Jobs act, Gutgeld, consigliere economico di Renzi: “Non è esclusa la fiducia”

Su questa riforma il premier e il governo tutto, “si giocano la faccia”. E la visita di Matteo Renzi di ieri alla City di Londra, ne è l’ennesima dimostrazione. Solo portando a casa la riforma del lavoro rompendo con i sindacati (come Tony Blair) e con “gufi”, “professoroni”, “professionisti della tartina” e “conservatori”, l’ex sindaco di Firenze potrà tornare a rialzare la testa in Europa. E già ieri con quel “non siamo scolaretti” rivolto ad Angela Merkel, abbiamo avuto un primo assaggio. Intanto il dibattito (o meglio la disputa) sul jobs act va avanti. Mercoledì prossimo dovrebbe arrivare in Senato ed è lì (come dimostra la riforma costituzionale) che si gioca la partita vera per il premier perché, si sa, a Palazzo Madama i numeri sono risicati. E se venissero a mancare voti dalla minoranza dem, potrebbero essere guai grossi per Renzi.

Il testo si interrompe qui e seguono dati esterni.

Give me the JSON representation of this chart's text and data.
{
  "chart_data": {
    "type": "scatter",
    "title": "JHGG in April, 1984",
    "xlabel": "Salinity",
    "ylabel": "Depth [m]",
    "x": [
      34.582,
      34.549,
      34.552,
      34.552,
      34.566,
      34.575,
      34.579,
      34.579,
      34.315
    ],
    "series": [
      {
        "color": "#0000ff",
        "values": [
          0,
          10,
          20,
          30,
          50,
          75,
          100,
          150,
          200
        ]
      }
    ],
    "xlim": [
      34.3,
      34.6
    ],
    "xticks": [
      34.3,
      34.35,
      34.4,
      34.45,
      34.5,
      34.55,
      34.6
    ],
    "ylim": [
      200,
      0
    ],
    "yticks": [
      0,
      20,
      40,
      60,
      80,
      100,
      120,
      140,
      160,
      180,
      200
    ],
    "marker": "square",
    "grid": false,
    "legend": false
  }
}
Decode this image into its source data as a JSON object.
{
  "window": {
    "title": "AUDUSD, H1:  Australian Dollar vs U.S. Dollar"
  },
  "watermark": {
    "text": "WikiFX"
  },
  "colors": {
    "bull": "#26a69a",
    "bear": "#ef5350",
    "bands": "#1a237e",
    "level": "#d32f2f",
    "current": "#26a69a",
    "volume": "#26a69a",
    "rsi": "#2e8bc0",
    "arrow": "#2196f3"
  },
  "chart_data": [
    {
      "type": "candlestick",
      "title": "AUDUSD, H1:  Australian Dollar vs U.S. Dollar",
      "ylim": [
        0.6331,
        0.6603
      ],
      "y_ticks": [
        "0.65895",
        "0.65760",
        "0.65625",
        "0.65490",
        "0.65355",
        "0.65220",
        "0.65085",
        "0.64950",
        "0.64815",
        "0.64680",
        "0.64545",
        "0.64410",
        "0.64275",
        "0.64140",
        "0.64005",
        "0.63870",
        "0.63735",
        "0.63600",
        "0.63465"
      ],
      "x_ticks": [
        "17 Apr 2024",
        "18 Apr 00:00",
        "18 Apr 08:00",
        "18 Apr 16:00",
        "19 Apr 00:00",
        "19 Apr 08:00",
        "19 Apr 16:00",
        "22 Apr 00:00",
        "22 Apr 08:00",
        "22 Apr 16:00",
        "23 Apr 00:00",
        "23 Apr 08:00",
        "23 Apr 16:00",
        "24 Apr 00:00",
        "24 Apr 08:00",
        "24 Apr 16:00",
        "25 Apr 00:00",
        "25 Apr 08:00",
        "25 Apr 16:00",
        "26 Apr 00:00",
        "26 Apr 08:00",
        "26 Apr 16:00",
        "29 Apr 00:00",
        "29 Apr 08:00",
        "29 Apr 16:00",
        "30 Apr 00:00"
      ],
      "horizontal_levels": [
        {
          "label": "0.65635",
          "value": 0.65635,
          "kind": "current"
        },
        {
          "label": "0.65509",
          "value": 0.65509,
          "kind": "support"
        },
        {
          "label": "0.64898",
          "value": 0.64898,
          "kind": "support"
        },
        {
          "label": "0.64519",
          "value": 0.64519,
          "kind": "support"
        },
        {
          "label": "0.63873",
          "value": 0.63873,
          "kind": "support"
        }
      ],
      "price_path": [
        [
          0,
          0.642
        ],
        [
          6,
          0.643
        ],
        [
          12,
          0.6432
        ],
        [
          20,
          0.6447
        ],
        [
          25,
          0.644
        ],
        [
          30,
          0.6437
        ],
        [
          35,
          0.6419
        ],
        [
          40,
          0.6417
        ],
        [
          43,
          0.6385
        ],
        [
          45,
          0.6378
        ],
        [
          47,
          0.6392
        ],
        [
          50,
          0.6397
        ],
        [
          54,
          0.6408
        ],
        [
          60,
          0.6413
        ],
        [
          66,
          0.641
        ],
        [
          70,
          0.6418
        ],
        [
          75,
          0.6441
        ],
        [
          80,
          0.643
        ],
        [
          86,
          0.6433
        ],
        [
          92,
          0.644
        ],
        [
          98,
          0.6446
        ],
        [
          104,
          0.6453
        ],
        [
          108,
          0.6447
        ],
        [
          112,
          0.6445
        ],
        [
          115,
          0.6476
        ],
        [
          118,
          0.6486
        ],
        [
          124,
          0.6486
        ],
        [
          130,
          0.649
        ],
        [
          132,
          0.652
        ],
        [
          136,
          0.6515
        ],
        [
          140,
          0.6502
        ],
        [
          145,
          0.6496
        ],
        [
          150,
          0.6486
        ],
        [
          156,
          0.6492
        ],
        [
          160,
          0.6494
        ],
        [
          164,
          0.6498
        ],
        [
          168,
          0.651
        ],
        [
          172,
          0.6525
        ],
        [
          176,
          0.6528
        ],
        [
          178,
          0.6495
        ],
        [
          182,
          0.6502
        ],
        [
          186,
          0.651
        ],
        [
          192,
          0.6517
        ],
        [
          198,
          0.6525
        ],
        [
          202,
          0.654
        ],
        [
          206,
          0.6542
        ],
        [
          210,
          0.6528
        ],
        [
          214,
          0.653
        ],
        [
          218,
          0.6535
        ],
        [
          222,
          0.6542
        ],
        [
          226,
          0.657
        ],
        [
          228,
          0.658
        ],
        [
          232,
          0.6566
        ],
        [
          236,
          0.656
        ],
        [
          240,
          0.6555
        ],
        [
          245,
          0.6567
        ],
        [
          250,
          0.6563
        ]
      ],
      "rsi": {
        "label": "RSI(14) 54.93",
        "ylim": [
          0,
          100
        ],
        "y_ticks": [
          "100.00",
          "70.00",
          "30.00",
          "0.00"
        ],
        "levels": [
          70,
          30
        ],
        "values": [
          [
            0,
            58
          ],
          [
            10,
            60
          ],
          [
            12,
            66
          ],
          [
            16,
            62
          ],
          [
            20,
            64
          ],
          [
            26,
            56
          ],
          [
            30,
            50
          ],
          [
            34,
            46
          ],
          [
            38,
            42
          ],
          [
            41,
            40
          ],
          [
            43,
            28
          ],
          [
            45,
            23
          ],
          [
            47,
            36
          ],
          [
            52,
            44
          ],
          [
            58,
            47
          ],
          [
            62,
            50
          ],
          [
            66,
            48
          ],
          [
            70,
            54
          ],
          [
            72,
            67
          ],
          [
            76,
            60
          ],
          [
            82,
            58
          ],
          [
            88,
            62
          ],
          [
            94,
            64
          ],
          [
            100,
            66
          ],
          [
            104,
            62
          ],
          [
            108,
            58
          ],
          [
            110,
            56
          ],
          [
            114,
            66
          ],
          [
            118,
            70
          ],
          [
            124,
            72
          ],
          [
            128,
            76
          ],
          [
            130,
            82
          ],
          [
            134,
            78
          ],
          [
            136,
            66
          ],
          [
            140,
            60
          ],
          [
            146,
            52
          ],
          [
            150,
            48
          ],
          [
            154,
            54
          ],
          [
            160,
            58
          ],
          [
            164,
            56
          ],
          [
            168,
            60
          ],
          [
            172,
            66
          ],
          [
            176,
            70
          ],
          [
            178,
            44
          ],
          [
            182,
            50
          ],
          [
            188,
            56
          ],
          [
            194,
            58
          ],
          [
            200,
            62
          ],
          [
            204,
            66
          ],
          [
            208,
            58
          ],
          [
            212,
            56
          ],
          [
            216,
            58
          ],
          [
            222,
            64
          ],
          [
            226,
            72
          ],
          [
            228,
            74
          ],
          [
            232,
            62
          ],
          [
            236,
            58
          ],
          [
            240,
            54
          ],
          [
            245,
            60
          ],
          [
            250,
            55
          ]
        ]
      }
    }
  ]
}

yoram gutgeld deputato partito democratico

I consiglieri economici. Dopo il duro scontro di lunedì scorso, Renzi e i suoi consiglieri economici hanno messo su le barricate: nessuna modifica, si va avanti. A costo di “mettere la fiducia”. Proprio questa mossa è molto criticata sia dai sindacati (pronti a scioperare) che dalla minoranza democratica. “La fiducia sulla riforma è nel novero delle possibilità, non è esclusa”, dice Yoram Gutgeld, uno dei fedelissimi renziani dopo una riunione a Palazzo Chigi. Ma la minoranza risponde in un attimo: “Mettere la fiducia sul Jobs act sarebbe la soluzione peggiore sotto ogni punto di vista” minacciano Federico Fornaro, Maria Grazia Gatti e Cecilia Guerra. Scissione, sfiducia o fedeli alla ditta? Si vedrà. Intanto a Firenze, al festival delle Generazioni, l’altro consigliere economico di Renzi, Filippo Tadddei (un tempo civatiano), cerca di placare gli animi: “La legge delega è molto chiara: si riferisce ai nuovi assunti” e sull’articolo 18 prevede un aggiornamento ma non di cancellarlo “perchè coinvolge molte cose che vengono mantenute”.

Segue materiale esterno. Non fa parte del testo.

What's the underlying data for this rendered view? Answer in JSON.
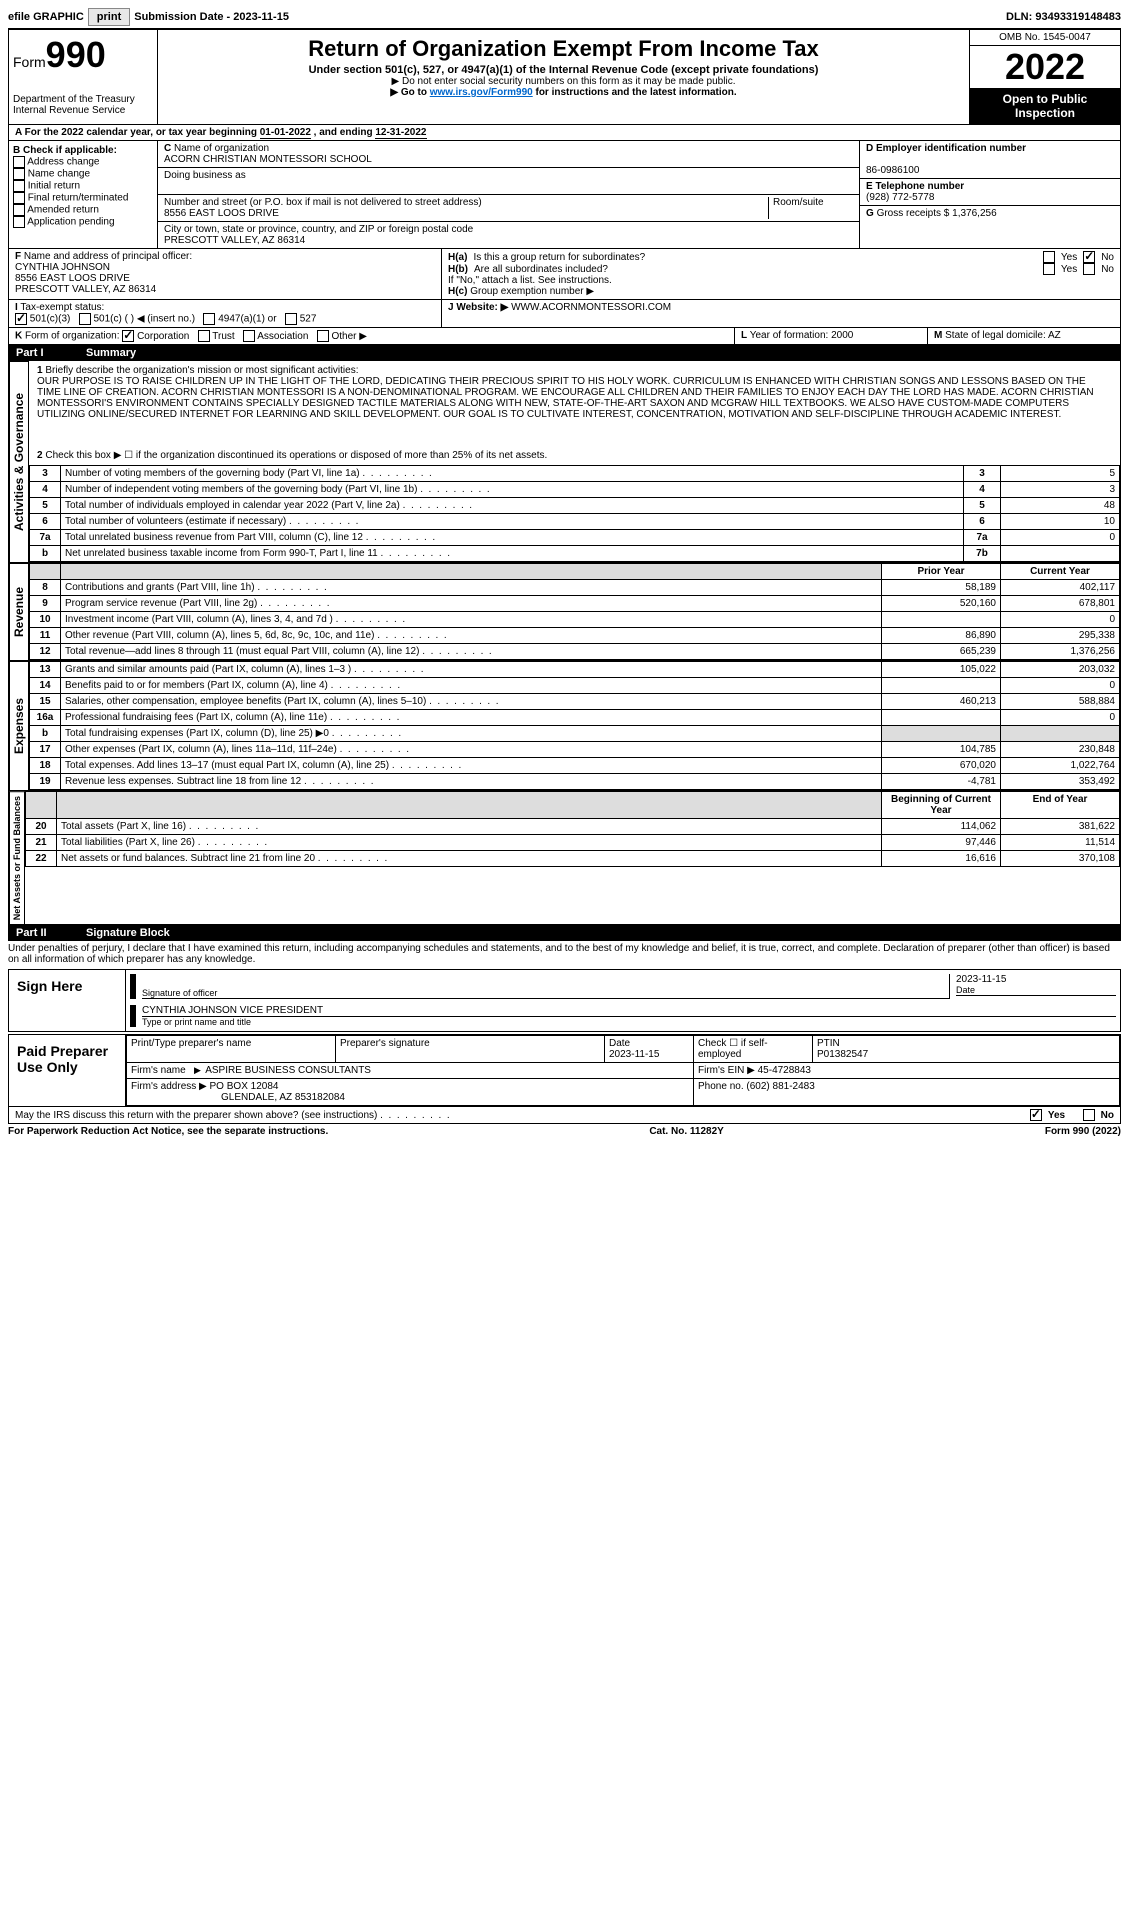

Il ministro Poletti. Ma il vero protagonista del jobs act, oltre naturalmente a Renzi, è Giuliano Poletti, ministro del Welfare. Da lui dipendono le sorti di articolo 18, contratti a tutele crescenti e (insieme a Padoan) la spinosa questione del tfr in busta paga ai lavoratori. “Vogliamo fare in modo che la formazione e la relazione tra formazione scolastica lavoro e imprese assumano una nuova centralità” è intervenuto Poletti a Torino in videoconferenza a Torino a margine del decennale della Piazza dei mestieri. “Stiamo costruendo – ha concluso – progetti di alternanza scuola-lavoro e stiamo pensando che nell’operazione di riforma degli ammortizzatori sociali e quindi di costruzione di strumenti di politiche attive, il tema della formazione sia centrale”.

Il diktat è chiaro: non si torna indietro. Sono ammessi tavoli, riunioni, trattative, aperture. Ma poi decide Renzi. A costo di porre la fiducia. E se il jobs act non andasse in porto, dietro l’angolo, ci sono sempre le urne.